First let's break down the texts into phrases. These will be tuples between 1 and maximum_length in size. For each phrase we'll count how often we find it.

for t in texts:
    # Replace separators and punctuation with spaces
    text = re.sub(r'[.!?,:;/\-\s]', ' ', text)
    # Remove extraneous chars
    text = re.sub(r'[\\|@#$&~%\(\)*\"]', '', text)

    words = text.split(' ')
    # Remove stop words and empty strings
    words = [w for w in words if len(w) and w.lower() not in stopwords]
    length = len(words)
    # Look at phrases no longer than maximum_length words long
    size = length if length <= maximum_length else maximum_length
    while size > 0:
        pos = 0
        # Walk over all sets of words
        while pos + size <= length:
            phrase = words[pos:pos+size]
            phrase = tuple(w.lower() for w in phrase)
            if phrase in phrases:
                phrases[phrase] += 1
            else:
                phrases[phrase] = 1
            pos += 1
        size -= 1

You'll notice that as we increase maximum_length this will trigger many more loop iterations. The processing time will grow exponentially. So set the maximum to as small a number as reasonably possible. In my case I found 3 to be a good value.

Next we'll remove phrases found less than the minimum required number of times.

    phrases = {k: v for k, v in phrases.items() if v >= minimum_repeat}

And last we remove sub-phrases unless they are found much more frequently than their longer counterparts. I found this to be the most interesting and useful problem to solve to get quality results. I set a threshold of 25% deviation in count, meaning if the shorter sub-phrase is found often outside the longer phrase, we'll include both in the output.

longest_phrases = {}
keys = list(phrases.keys())
keys.sort(key=len, reverse=True)
for phrase in keys:
    found = False
    for l_phrase in longest_phrases:
        # If the entire phrase is found in a longer tuple...
        intersection = set(l_phrase).intersection(phrase)
        if len(intersection) == len(phrase):
            # ... and their frequency overlaps by 75% or more, we'll drop it
            difference = (phrases[phrase] - longest_phrases[l_phrase]) / longest_phrases[l_phrase]
            if difference < 0.25:
                found = True
                break
    if not found:
        longest_phrases[phrase] = phrases[phrase]

return longest_phrases

Let's test the output.
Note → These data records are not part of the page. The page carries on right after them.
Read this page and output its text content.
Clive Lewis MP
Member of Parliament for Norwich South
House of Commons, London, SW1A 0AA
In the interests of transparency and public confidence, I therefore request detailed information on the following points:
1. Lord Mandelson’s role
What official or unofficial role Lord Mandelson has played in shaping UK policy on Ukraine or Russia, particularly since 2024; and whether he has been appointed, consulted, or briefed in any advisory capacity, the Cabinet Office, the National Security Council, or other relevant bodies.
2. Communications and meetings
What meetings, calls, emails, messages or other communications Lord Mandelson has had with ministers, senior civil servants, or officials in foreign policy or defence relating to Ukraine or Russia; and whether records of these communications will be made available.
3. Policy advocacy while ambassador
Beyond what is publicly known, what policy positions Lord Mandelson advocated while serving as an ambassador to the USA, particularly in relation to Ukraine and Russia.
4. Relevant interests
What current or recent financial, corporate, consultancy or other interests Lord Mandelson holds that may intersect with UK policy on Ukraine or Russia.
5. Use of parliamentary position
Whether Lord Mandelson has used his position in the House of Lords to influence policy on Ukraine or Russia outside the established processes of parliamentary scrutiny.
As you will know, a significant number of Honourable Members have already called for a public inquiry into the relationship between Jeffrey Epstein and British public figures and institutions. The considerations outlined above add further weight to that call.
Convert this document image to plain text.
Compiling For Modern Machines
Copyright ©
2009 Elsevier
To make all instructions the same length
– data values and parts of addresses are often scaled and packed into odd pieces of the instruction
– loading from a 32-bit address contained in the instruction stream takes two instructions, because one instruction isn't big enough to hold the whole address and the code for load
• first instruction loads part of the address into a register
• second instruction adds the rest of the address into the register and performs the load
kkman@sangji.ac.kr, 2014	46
Here's sample input:

texts = (
    "This is the first text where I want to catch some common phrases",
    "This is a second text where I hope to catch some common phrases",
    "This is a third text which should catch some common phrases",
    "I'm a unique string",
    "A post with text"
)

The output of this function will be

{
    ('catch', 'common', 'phrases'): 3,
    ('text',): 4,
    ('text', 'catch', 'common'): 2
}

We've been running this algorithm on SocialSentiment.io for a few weeks with very positive results. We track the sentiment of social media posts which reference publicly traded companies. This function helps us find and display frequently found phrases in those posts.